Interesting factoid of the day: if you’re having trouble waking up in the wee hours of the morning, you don’t need coffee, a cold shower or a quickie with your significant other (or a combination of the three, though I recommend you avoid bringing coffee into the shower with you). Nope, another excellent way to suddenly be wide awake is to have someone try to break into your house… while you’re home.
I’ve been here by myself while Mom and Dad have been out of town since last week: she’s been at our family cabin with Grandma and he’s been at Scout camp. Thus, when I woke up at 4:30 to use the bathroom, there was no one else around to answer the phone while I was… you know… making poo. The caller didn’t leave a message, so at least I knew it wasn’t a family emergency. When I checked the caller ID (after I was done… making poo), it registered as a local call from a pay phone (or so I assume since it reads “STERLING PAYPHO”). I shrugged it off as a drunk dialer and went back to bed.
I was having trouble falling asleep again, which may or may not have been related to the phone call. My mind was spinning all over the place, but I was intent on trying to sleep instead of lying in bed and reading a book for ten or fifteen minutes to help me relax. That inability to sleep is probably the reason why I was awake as soon as there was a noise outside my door.
Here’s the deal: I live in the lower level of my parents’ house and there’s a sliding glass door in the room with a sliding screen door outside of it. These doors face the backyard, so I don’t have to deal with people driving past the house with their headlights on at 5:00 in the morning. I do, however, have to deal with funny noises coming from the screen door at that hour.
It was kind of a “zwip zwip zwip” noise, which I figured was a raccoon or something scraping its nails against the screen. The best way to scare off a raccoon? Turn on the lights and listen to it scurry away. When I turned on my bedside lamp, I heard something scurry, all right, but it hit something during its hasty retreat and the impact sounded a lot louder than one a raccoon would make.
That’s when I got up, walked to the door and realized that “zwip zwip zwip” is also the noise of something cutting through the screen. Given that the slit is up next to the door handle, it was either a very tall raccoon or a person with an agenda.

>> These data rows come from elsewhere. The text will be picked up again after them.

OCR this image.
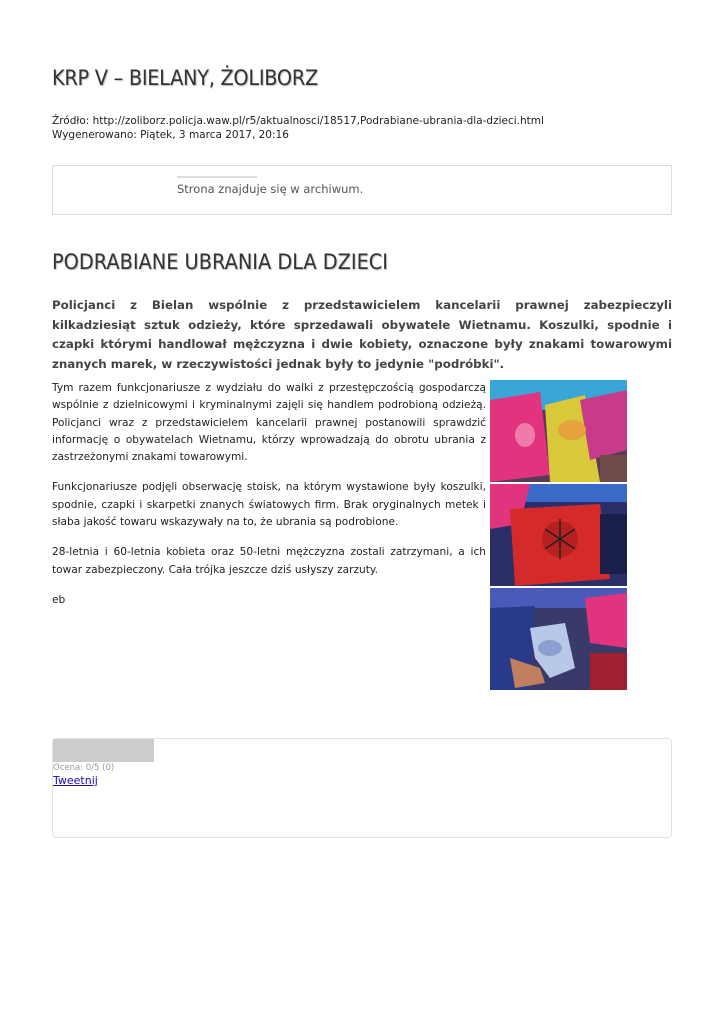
KRP V – BIELANY, ŻOLIBORZ
Źródło: http://zoliborz.policja.waw.pl/r5/aktualnosci/18517,Podrabiane-ubrania-dla-dzieci.html
Wygenerowano: Piątek, 3 marca 2017, 20:16
Strona znajduje się w archiwum.
PODRABIANE UBRANIA DLA DZIECI

Policjanci z Bielan wspólnie z przedstawicielem kancelarii prawnej zabezpieczyli kilkadziesiąt sztuk odzieży, które sprzedawali obywatele Wietnamu. Koszulki, spodnie i czapki którymi handlował mężczyzna i dwie kobiety, oznaczone były znakami towarowymi znanych marek, w rzeczywistości jednak były to jedynie "podróbki".

Tym razem funkcjonariusze z wydziału do walki z przestępczością gospodarczą wspólnie z dzielnicowymi i kryminalnymi zajęli się handlem podrobioną odzieżą. Policjanci wraz z przedstawicielem kancelarii prawnej postanowili sprawdzić informację o obywatelach Wietnamu, którzy wprowadzają do obrotu ubrania z zastrzeżonymi znakami towarowymi.

Funkcjonariusze podjęli obserwację stoisk, na którym wystawione były koszulki, spodnie, czapki i skarpetki znanych światowych firm. Brak oryginalnych metek i słaba jakość towaru wskazywały na to, że ubrania są podrobione.

28-letnia i 60-letnia kobieta oraz 50-letni mężczyzna zostali zatrzymani, a ich towar zabezpieczony. Cała trójka jeszcze dziś usłyszy zarzuty.

eb

Ocena: 0/5 (0)
Tweetnij
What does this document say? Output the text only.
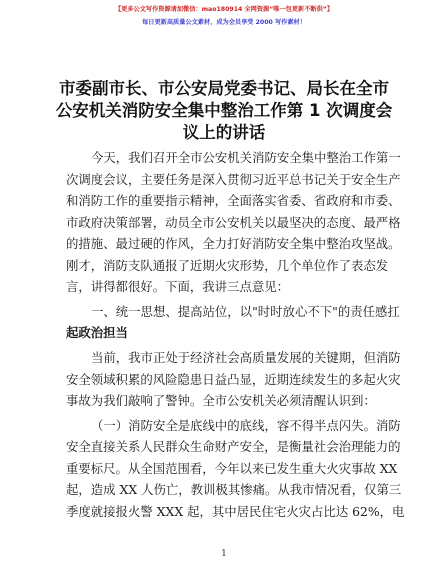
【更多公文写作资源请加微信：mao180914 全网资源“唯一包更新不断供”】
每日更新高质量公文素材，成为会员享受 2000 写作素材！
市委副市长、市公安局党委书记、局长在全市
公安机关消防安全集中整治工作第 1 次调度会
议上的讲话
今天，我们召开全市公安机关消防安全集中整治工作第一
次调度会议，主要任务是深入贯彻习近平总书记关于安全生产
和消防工作的重要指示精神，全面落实省委、省政府和市委、
市政府决策部署，动员全市公安机关以最坚决的态度、最严格
的措施、最过硬的作风，全力打好消防安全集中整治攻坚战。
刚才，消防支队通报了近期火灾形势，几个单位作了表态发
言，讲得都很好。下面，我讲三点意见：
一、统一思想、提高站位，以"时时放心不下"的责任感扛
起政治担当
当前，我市正处于经济社会高质量发展的关键期，但消防
安全领域积累的风险隐患日益凸显，近期连续发生的多起火灾
事故为我们敲响了警钟。全市公安机关必须清醒认识到：
（一）消防安全是底线中的底线，容不得半点闪失。消防
安全直接关系人民群众生命财产安全，是衡量社会治理能力的
重要标尺。从全国范围看，今年以来已发生重大火灾事故 XX
起，造成 XX 人伤亡，教训极其惨痛。从我市情况看，仅第三
季度就接报火警 XXX 起，其中居民住宅火灾占比达 62%，电
1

Mind you, it would have taken some extra effort to get the glass door open. You can reach your hand in through a slit and unlatch the screen door, then pull it open. If you bust a hole in the glass, unlatch the door and try to pull it open, there’s a very solid 2×2 that fits between the door and the wall, so it moves… maybe an inch unless you remove it. Would the person (or tall raccoon) have shattered the entire door to get inside the house? It’s facing the backyard, so he/she/it would have had plenty of time. Or would have if I hadn’t turned on my light and sent the potential intruder scurrying.
Now it’s 6:30 in the morning, it’s getting light out and, yes, I’m still very much awake. I’ll probably crawl back into bed soon for a few hours or take a nap this afternoon, but for the time being, I’m content to sit upstairs and play with my laptop. I’m not too concerned that whoever was outside my door at 5:00 might try again (though, like I said, I’m content to sit upstairs). If he/she/it came back and gave it another shot, I’m pretty sure I’d be able to hear the glass door breaking. If that happens, we have plenty of very large and solid objects in the house that make for good raccoon deterrents.

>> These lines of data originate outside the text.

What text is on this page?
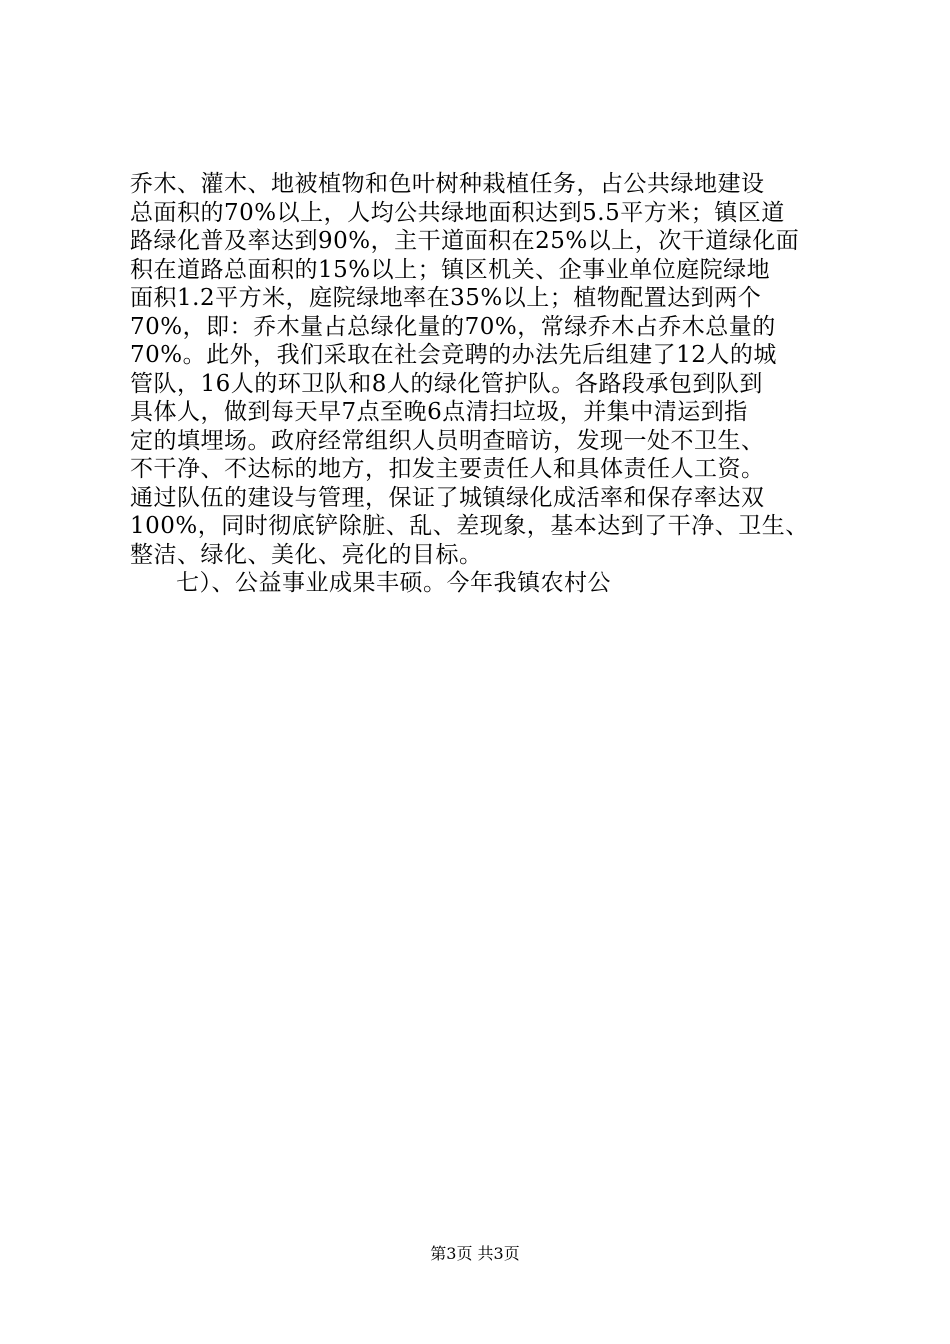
乔木、灌木、地被植物和色叶树种栽植任务，占公共绿地建设
总面积的70%以上，人均公共绿地面积达到5.5平方米；镇区道
路绿化普及率达到90%，主干道面积在25%以上，次干道绿化面
积在道路总面积的15%以上；镇区机关、企事业单位庭院绿地
面积1.2平方米，庭院绿地率在35%以上；植物配置达到两个
70%，即：乔木量占总绿化量的70%，常绿乔木占乔木总量的
70%。此外，我们采取在社会竞聘的办法先后组建了12人的城
管队，16人的环卫队和8人的绿化管护队。各路段承包到队到
具体人，做到每天早7点至晚6点清扫垃圾，并集中清运到指
定的填埋场。政府经常组织人员明查暗访，发现一处不卫生、
不干净、不达标的地方，扣发主要责任人和具体责任人工资。
通过队伍的建设与管理，保证了城镇绿化成活率和保存率达双
100%，同时彻底铲除脏、乱、差现象，基本达到了干净、卫生、
整洁、绿化、美化、亮化的目标。
七）、公益事业成果丰硕。今年我镇农村公
第3页 共3页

The “something banged into” was a fiberglass canoe that we keep out back—my little brother uses it for adventure racing sometimes. It normally sits straight across a pair of benches, but now it’s a few feet askew on the end where my door is. (I hope that thing left a mark…)
Oh, and I did call the police after writing this entry. The guy checked out the back of the house, wrote a quick report, gave me a card with some info in case something happens again and then told me to call right away next time instead of a couple hours later so they might catch the person in the act. (Not likely considering how things happened, but his advice was duly noted.)

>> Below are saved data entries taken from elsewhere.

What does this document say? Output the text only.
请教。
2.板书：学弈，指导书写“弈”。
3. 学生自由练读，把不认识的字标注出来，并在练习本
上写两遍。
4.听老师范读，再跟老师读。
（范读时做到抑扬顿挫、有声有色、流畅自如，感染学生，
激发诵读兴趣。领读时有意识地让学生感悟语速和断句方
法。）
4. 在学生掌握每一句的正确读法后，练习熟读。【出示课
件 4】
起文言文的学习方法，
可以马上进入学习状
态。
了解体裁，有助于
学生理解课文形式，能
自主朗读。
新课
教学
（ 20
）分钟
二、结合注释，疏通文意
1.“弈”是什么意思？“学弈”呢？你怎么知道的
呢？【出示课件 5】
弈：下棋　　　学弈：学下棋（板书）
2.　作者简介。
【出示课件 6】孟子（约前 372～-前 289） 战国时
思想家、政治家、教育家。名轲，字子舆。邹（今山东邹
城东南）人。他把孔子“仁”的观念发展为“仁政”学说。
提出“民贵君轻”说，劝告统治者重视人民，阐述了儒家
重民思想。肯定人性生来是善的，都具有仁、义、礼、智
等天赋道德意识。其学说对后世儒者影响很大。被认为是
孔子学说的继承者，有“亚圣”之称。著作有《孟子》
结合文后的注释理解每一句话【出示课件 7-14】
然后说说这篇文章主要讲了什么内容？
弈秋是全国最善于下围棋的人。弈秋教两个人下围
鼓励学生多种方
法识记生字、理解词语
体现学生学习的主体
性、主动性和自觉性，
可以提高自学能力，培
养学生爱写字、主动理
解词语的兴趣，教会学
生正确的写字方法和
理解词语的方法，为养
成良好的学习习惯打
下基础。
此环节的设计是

The real question here is, did you update your Facebook status? š Aha, yes you did, 21 minutes ago.
http://graphjam.com/2009/07/24/song-chart-memes-been-robbed/
Did you happen to give the officer the phone number that called you before hand? They can trace that and find out who called you…
The scary thing is that they called first! That means that they were planning on hitting _your_ house! They might have gotten the phone number from the phone book.
Good thing you were home! Glad they were scared away… One of my coworkers had someone break into their house and steal a bunch of stuff including their car while they were asleep upstairs.
The caller ID said “STERLING PAYPHO”, but I decided to check the White Pages online anyway: it’s an unregistered number in Apple Valley, the city east of ours.
Sorry to hear that! I had a similar “racoon” incident at my old apartment. In my case instead of calling first they knocked on the window (which is what woke me up) and then cut the screen and reached inside the screen to push up the window (it was the middle of winter) and by that time I was on the phone with 911. They heard my voice and said, “oh! sorry!” and ran down the ledge to try someone else’s window. Hope the police in your city got farther than the ones in my city did!